Now that we have an Employee document in our database we would need to find it to be able to provide any form of useful business application. Finding a document is equally as simple as inserting one, the code below shows just how simple it is.

</pre>
     private string FindEmployeeByName(string employeeName)
     {
         //using the client connect to the server
         string connectionString = "mongodb://localhost";
         MongoClient mongoClient = new MongoClient(connectionString);

         //using a server connection get a hook to the database
         MongoServer server = mongoClient.GetServer();
         MongoDatabase database = server.GetDatabase("Demo3");

         //Create a query, find an employee whose name is equal
         //to that supplied in the variable employeeName
         var query = Query.EQ(emp => emp.Name, employeeName);

         //Get a reference to the Employees collection
         MongoCollection employees = database.GetCollection("Employees");

         //Apply query, using the findOne command
         Employee employee = employees.FindOne(query);

         //Return the result
         if (employee != null)
         {
             //Return a concatenated version of the record
             return employee.Name + " " + employee.Surname + " - Added on "
                  + employee.DateAdded;
         }

         return "Not Found!";

     }

The code breaks down as follows.

The first four lines of code establish a connection to an instance of MongoDB using the database Demo3, much like we did when we were inserting a document. For purposes of demonstration I have included these four lines again, when writing actual production code this connection logic would be managed in a separate connection manager class to encourage code reuse.

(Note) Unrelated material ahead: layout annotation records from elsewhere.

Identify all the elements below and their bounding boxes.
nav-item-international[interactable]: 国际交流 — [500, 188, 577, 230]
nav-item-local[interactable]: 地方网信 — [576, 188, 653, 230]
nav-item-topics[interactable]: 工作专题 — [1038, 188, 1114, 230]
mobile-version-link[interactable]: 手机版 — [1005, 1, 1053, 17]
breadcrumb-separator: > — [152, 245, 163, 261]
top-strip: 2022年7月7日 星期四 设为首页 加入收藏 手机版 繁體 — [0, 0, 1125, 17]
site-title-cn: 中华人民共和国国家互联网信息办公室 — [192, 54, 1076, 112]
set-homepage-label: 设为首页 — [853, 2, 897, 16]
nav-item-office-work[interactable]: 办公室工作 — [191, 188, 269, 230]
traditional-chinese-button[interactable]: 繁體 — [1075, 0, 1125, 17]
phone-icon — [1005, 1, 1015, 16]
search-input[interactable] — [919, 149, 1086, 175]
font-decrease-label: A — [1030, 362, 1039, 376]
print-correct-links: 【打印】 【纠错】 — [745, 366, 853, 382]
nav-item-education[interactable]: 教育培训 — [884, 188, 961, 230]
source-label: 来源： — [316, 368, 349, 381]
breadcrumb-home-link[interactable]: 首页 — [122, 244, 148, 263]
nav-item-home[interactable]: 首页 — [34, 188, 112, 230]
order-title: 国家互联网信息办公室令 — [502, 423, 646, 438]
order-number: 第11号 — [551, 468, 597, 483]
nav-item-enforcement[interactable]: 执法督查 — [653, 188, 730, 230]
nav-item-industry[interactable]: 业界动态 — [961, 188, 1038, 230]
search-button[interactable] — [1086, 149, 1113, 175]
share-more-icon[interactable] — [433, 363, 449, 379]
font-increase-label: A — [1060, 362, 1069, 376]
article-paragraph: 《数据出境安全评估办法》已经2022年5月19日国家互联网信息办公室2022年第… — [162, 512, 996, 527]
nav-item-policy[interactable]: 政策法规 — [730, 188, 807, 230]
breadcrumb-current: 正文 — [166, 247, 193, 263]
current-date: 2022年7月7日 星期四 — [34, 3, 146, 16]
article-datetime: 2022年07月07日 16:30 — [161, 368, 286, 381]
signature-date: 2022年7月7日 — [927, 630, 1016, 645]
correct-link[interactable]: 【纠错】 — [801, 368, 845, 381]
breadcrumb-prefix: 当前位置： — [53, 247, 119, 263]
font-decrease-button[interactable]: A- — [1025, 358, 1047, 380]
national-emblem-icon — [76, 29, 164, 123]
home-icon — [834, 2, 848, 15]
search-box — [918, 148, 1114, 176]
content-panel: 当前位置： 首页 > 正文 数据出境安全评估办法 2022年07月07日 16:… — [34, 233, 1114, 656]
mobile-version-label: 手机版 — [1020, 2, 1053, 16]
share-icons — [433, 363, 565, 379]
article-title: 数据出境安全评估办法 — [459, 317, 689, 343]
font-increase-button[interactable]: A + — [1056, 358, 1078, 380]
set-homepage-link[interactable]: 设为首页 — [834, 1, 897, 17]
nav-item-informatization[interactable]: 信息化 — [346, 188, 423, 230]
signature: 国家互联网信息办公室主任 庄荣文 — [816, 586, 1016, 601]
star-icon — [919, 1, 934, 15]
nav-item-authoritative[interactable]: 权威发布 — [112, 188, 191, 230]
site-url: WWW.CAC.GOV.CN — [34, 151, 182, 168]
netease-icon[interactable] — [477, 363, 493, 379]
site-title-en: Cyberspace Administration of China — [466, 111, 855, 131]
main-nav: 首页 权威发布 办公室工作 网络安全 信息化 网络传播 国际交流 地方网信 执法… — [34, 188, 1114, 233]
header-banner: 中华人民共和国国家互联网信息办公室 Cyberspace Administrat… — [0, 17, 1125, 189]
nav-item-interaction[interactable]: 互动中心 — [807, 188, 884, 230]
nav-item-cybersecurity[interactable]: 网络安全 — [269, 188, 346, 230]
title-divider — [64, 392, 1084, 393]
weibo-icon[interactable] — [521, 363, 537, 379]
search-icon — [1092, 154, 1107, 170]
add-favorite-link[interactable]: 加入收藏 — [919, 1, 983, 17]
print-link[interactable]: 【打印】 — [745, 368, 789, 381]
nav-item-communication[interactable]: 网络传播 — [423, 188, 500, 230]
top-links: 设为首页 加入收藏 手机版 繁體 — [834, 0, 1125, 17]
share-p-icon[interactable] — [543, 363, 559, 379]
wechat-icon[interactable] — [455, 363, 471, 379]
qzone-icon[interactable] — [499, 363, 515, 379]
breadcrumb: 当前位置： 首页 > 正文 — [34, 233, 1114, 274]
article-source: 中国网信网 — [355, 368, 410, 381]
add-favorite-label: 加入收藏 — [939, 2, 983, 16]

Next we create a query, telling MongoDB that we wish to find an Employee document where the name is equal (EQ) to the name supplied. We then get a reference to the Employees collection and run the query against the Employees collection, using a findOne command.

Note that we could have used the find command to return a collection of documents which met our search criteria.

We should now have an Employee document, we check if we have a returned document, if so return the required information, in this case a “flattened” version of the record.